It all began in 1952, when Donald Watts started farming after returning from World War Two. He was a man who liked to do things properly. From mucking out pigs to pulling rhubarb and planting strawberries, he was nearly always seen in a shirt and tie. He made a great success of the farm. And, in fact, became known colloquially as the Kent King of Rhubarb.
More than 60 years later, the farm still grows rhubarb, among many other crops. It’s now run by the family’s third generation: Donald’s daughter, Avril Gray, her husband, Mike Gray, and their son, Ed Gray, all work on the farm, along with Joe. The farm has ten sites, spread around the Home Counties and south-east England, and covering 600 hectares. Having multiple fields and sites helps protects the family business – they can lose one crop from a sudden hailstorm, but other crops are unlikely to be affected.
Caring for the land
The main farming season is April to November, when Watts Farm grows 100-130 different types of produce. One site near the Thames Estuary has a warmer climate, and therefore a longer growing season.

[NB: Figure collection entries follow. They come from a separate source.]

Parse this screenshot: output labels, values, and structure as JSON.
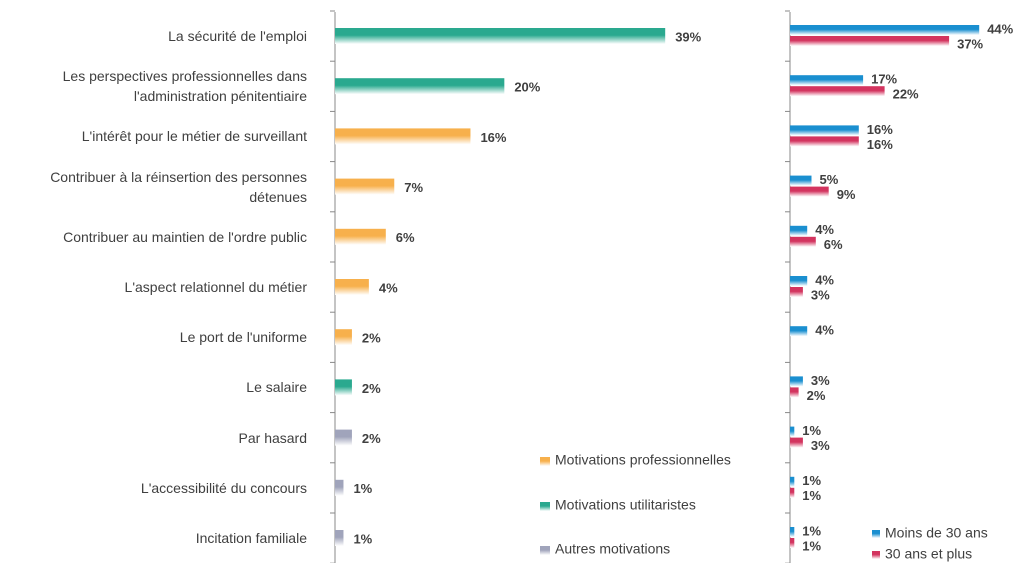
{
  "chart_data": [
    {
      "type": "bar",
      "categories": [
        "La sécurité de l'emploi",
        "Les perspectives professionnelles dans\nl'administration pénitentiaire",
        "L'intérêt pour le métier de surveillant",
        "Contribuer à la réinsertion des personnes\ndétenues",
        "Contribuer au maintien de l'ordre public",
        "L'aspect relationnel du métier",
        "Le port de l'uniforme",
        "Le salaire",
        "Par hasard",
        "L'accessibilité du concours",
        "Incitation familiale"
      ],
      "values": [
        39,
        20,
        16,
        7,
        6,
        4,
        2,
        2,
        2,
        1,
        1
      ],
      "value_labels": [
        "39%",
        "20%",
        "16%",
        "7%",
        "6%",
        "4%",
        "2%",
        "2%",
        "2%",
        "1%",
        "1%"
      ],
      "colors": [
        "#2aa98f",
        "#2aa98f",
        "#f7b04c",
        "#f7b04c",
        "#f7b04c",
        "#f7b04c",
        "#f7b04c",
        "#2aa98f",
        "#a0a4bb",
        "#a0a4bb",
        "#a0a4bb"
      ],
      "legend": [
        {
          "name": "Motivations professionnelles",
          "color": "#f7b04c"
        },
        {
          "name": "Motivations utilitaristes",
          "color": "#2aa98f"
        },
        {
          "name": "Autres motivations",
          "color": "#a0a4bb"
        }
      ],
      "xlim": [
        0,
        45
      ]
    },
    {
      "type": "grouped_bar",
      "series": [
        {
          "name": "Moins de 30 ans",
          "color": "#1a8fd0",
          "values": [
            44,
            17,
            16,
            5,
            4,
            4,
            4,
            3,
            1,
            1,
            1
          ],
          "value_labels": [
            "44%",
            "17%",
            "16%",
            "5%",
            "4%",
            "4%",
            "4%",
            "3%",
            "1%",
            "1%",
            "1%"
          ]
        },
        {
          "name": "30 ans et plus",
          "color": "#d3345f",
          "values": [
            37,
            22,
            16,
            9,
            6,
            3,
            null,
            2,
            3,
            1,
            1
          ],
          "value_labels": [
            "37%",
            "22%",
            "16%",
            "9%",
            "6%",
            "3%",
            null,
            "2%",
            "3%",
            "1%",
            "1%"
          ]
        }
      ],
      "xlim": [
        0,
        50
      ]
    }
  ]
}
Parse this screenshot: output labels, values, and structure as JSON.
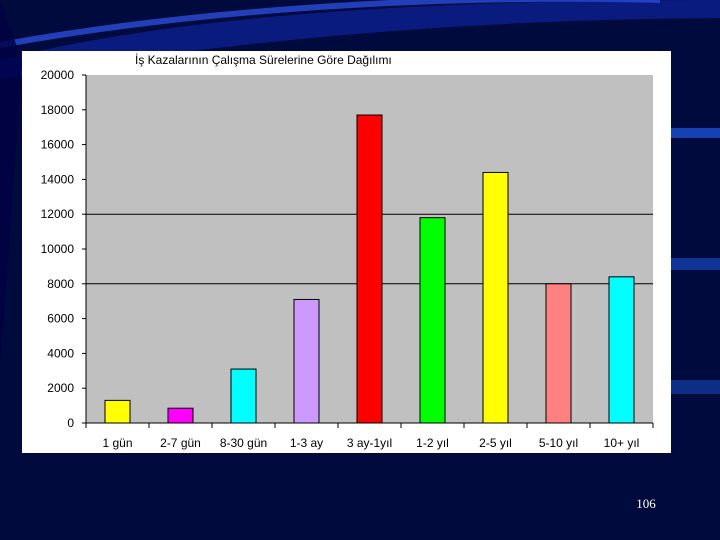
{
  "page_number": "106",
  "colors": {
    "slide_background": "#000a3c",
    "plot_area": "#c0c0c0",
    "chart_panel": "#ffffff"
  },
  "chart_data": {
    "type": "bar",
    "title": "İş Kazalarının Çalışma Sürelerine Göre Dağılımı",
    "xlabel": "",
    "ylabel": "",
    "categories": [
      "1 gün",
      "2-7 gün",
      "8-30 gün",
      "1-3 ay",
      "3 ay-1yıl",
      "1-2 yıl",
      "2-5 yıl",
      "5-10 yıl",
      "10+ yıl"
    ],
    "values": [
      1300,
      850,
      3100,
      7100,
      17700,
      11800,
      14400,
      8000,
      8400
    ],
    "colors": [
      "#ffff00",
      "#ff00ff",
      "#00ffff",
      "#cc99ff",
      "#ff0000",
      "#00ff00",
      "#ffff00",
      "#ff8080",
      "#00ffff"
    ],
    "ylim": [
      0,
      20000
    ],
    "yticks": [
      0,
      2000,
      4000,
      6000,
      8000,
      10000,
      12000,
      14000,
      16000,
      18000,
      20000
    ],
    "major_gridlines": [
      8000,
      12000
    ],
    "grid": false,
    "legend": "none"
  }
}
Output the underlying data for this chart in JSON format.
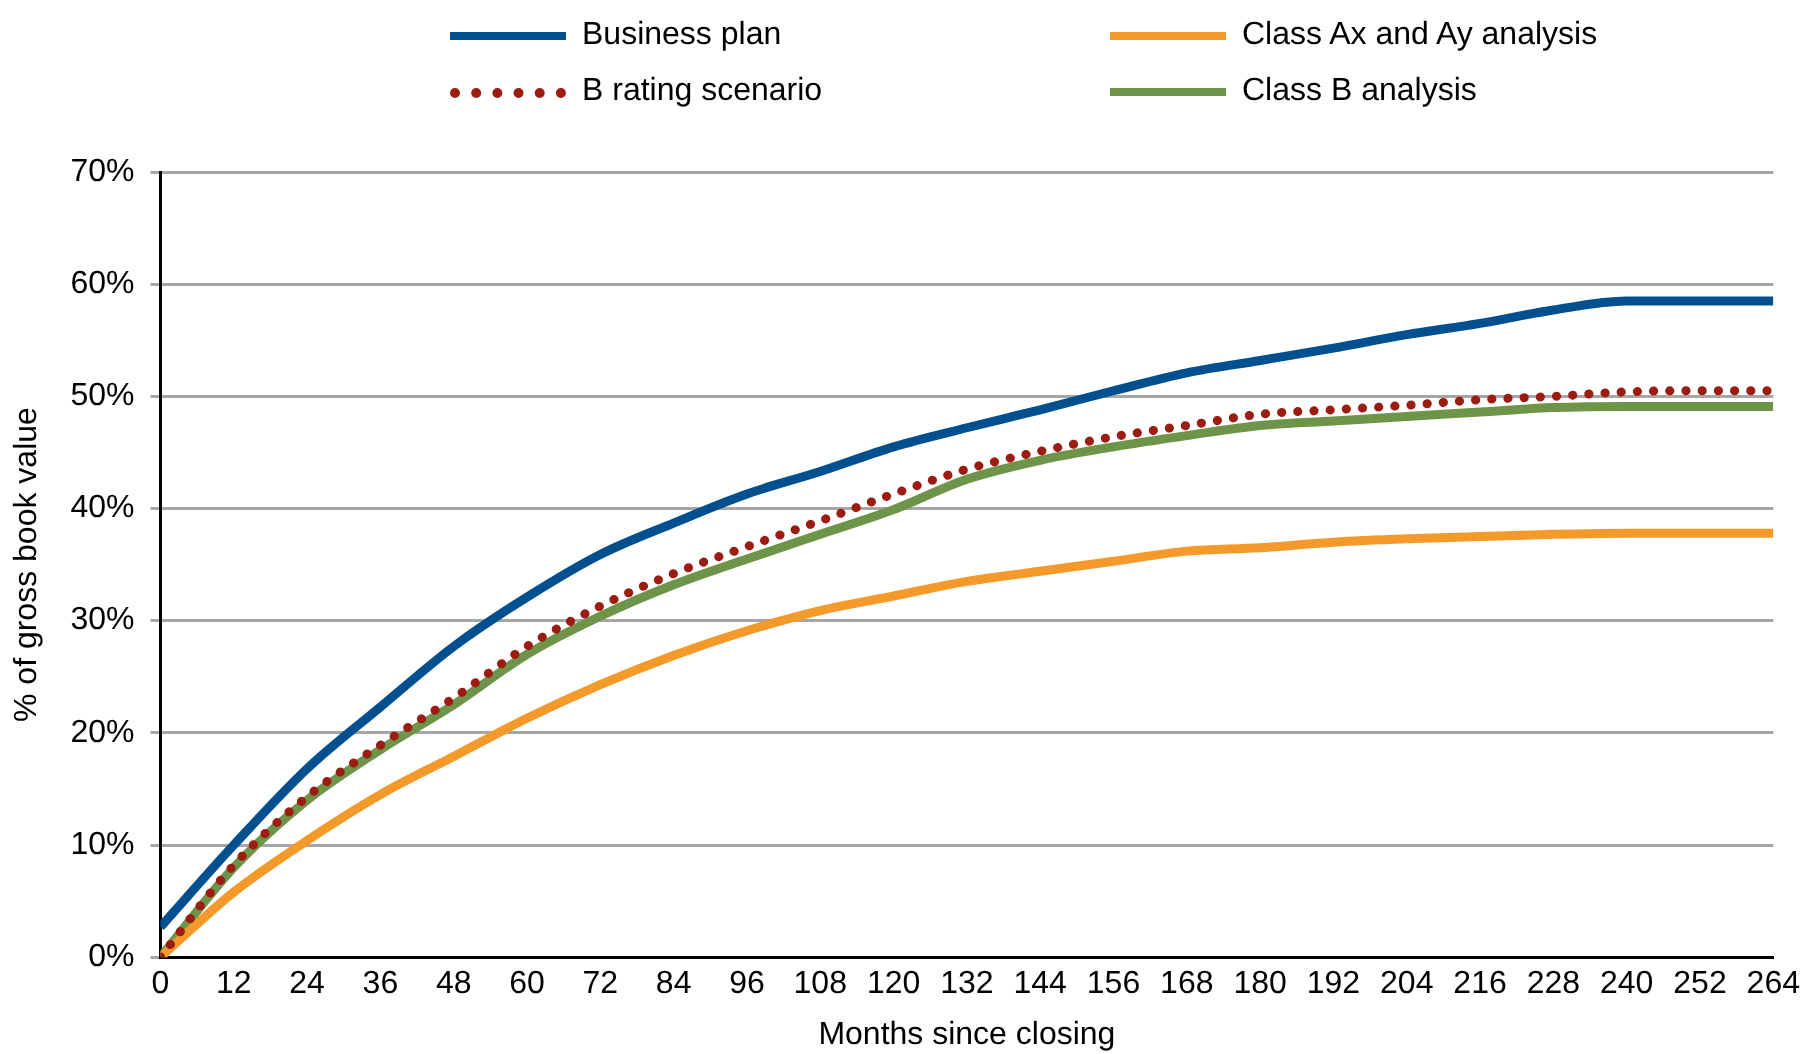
{
  "chart_data": {
    "type": "line",
    "xlabel": "Months since closing",
    "ylabel": "% of gross book value",
    "x": [
      0,
      12,
      24,
      36,
      48,
      60,
      72,
      84,
      96,
      108,
      120,
      132,
      144,
      156,
      168,
      180,
      192,
      204,
      216,
      228,
      240,
      252,
      264
    ],
    "xlim": [
      0,
      264
    ],
    "xticks": [
      0,
      12,
      24,
      36,
      48,
      60,
      72,
      84,
      96,
      108,
      120,
      132,
      144,
      156,
      168,
      180,
      192,
      204,
      216,
      228,
      240,
      252,
      264
    ],
    "ylim": [
      0,
      70
    ],
    "yticks": [
      {
        "value": 0,
        "label": "0%"
      },
      {
        "value": 10,
        "label": "10%"
      },
      {
        "value": 20,
        "label": "20%"
      },
      {
        "value": 30,
        "label": "30%"
      },
      {
        "value": 40,
        "label": "40%"
      },
      {
        "value": 50,
        "label": "50%"
      },
      {
        "value": 60,
        "label": "60%"
      },
      {
        "value": 70,
        "label": "70%"
      }
    ],
    "grid": "y",
    "legend": "top",
    "marker": "none",
    "series": [
      {
        "name": "Business plan",
        "color": "#00508f",
        "line_style": "solid",
        "values": [
          2.7,
          10,
          16.8,
          22.3,
          27.7,
          32.1,
          35.9,
          38.7,
          41.3,
          43.3,
          45.5,
          47.2,
          48.8,
          50.5,
          52.1,
          53.2,
          54.3,
          55.5,
          56.5,
          57.7,
          58.5,
          58.5,
          58.5
        ]
      },
      {
        "name": "B rating scenario",
        "color": "#9c1c12",
        "line_style": "dotted",
        "values": [
          0,
          8.2,
          14.3,
          18.9,
          23.1,
          27.7,
          31.3,
          34.2,
          36.6,
          38.9,
          41.3,
          43.5,
          45.1,
          46.4,
          47.4,
          48.4,
          48.8,
          49.2,
          49.7,
          50,
          50.4,
          50.5,
          50.5
        ]
      },
      {
        "name": "Class Ax and Ay analysis",
        "color": "#f39a2b",
        "line_style": "solid",
        "values": [
          0,
          5.8,
          10.4,
          14.5,
          17.9,
          21.3,
          24.3,
          26.9,
          29.1,
          30.9,
          32.2,
          33.5,
          34.4,
          35.3,
          36.2,
          36.5,
          37,
          37.3,
          37.5,
          37.7,
          37.8,
          37.8,
          37.8
        ]
      },
      {
        "name": "Class B analysis",
        "color": "#6d9449",
        "line_style": "solid",
        "values": [
          0,
          8,
          14,
          18.5,
          22.5,
          27,
          30.4,
          33.2,
          35.5,
          37.7,
          39.9,
          42.6,
          44.3,
          45.5,
          46.5,
          47.4,
          47.8,
          48.2,
          48.6,
          49,
          49.1,
          49.1,
          49.1
        ]
      }
    ]
  }
}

Also, Avril, Mike, Ed and Joe have two glass houses, where they can grow fruit and vegetables all year round.
Sustainable farming is very important at Watts Farm, which is a member of LEAF Marque, Field to Fork, Red Tractor Farm Assurance Fresh Produce Scheme, and Organic Farmers & Growers. One key initiative is conserving water: a natural spring on one of the sites feeds a reservoir, which is used to water the whole farm.
Keeping the number of food miles down is also important – and you can taste the difference. As Joe says,
“Eating fruit and vegetables from the UK isn’t just a delicious option. They are, of course, a lot fresher. For example, strawberries and asparagus are served in bartlett mitchell’s restaurants just two days after we’ve picked them.”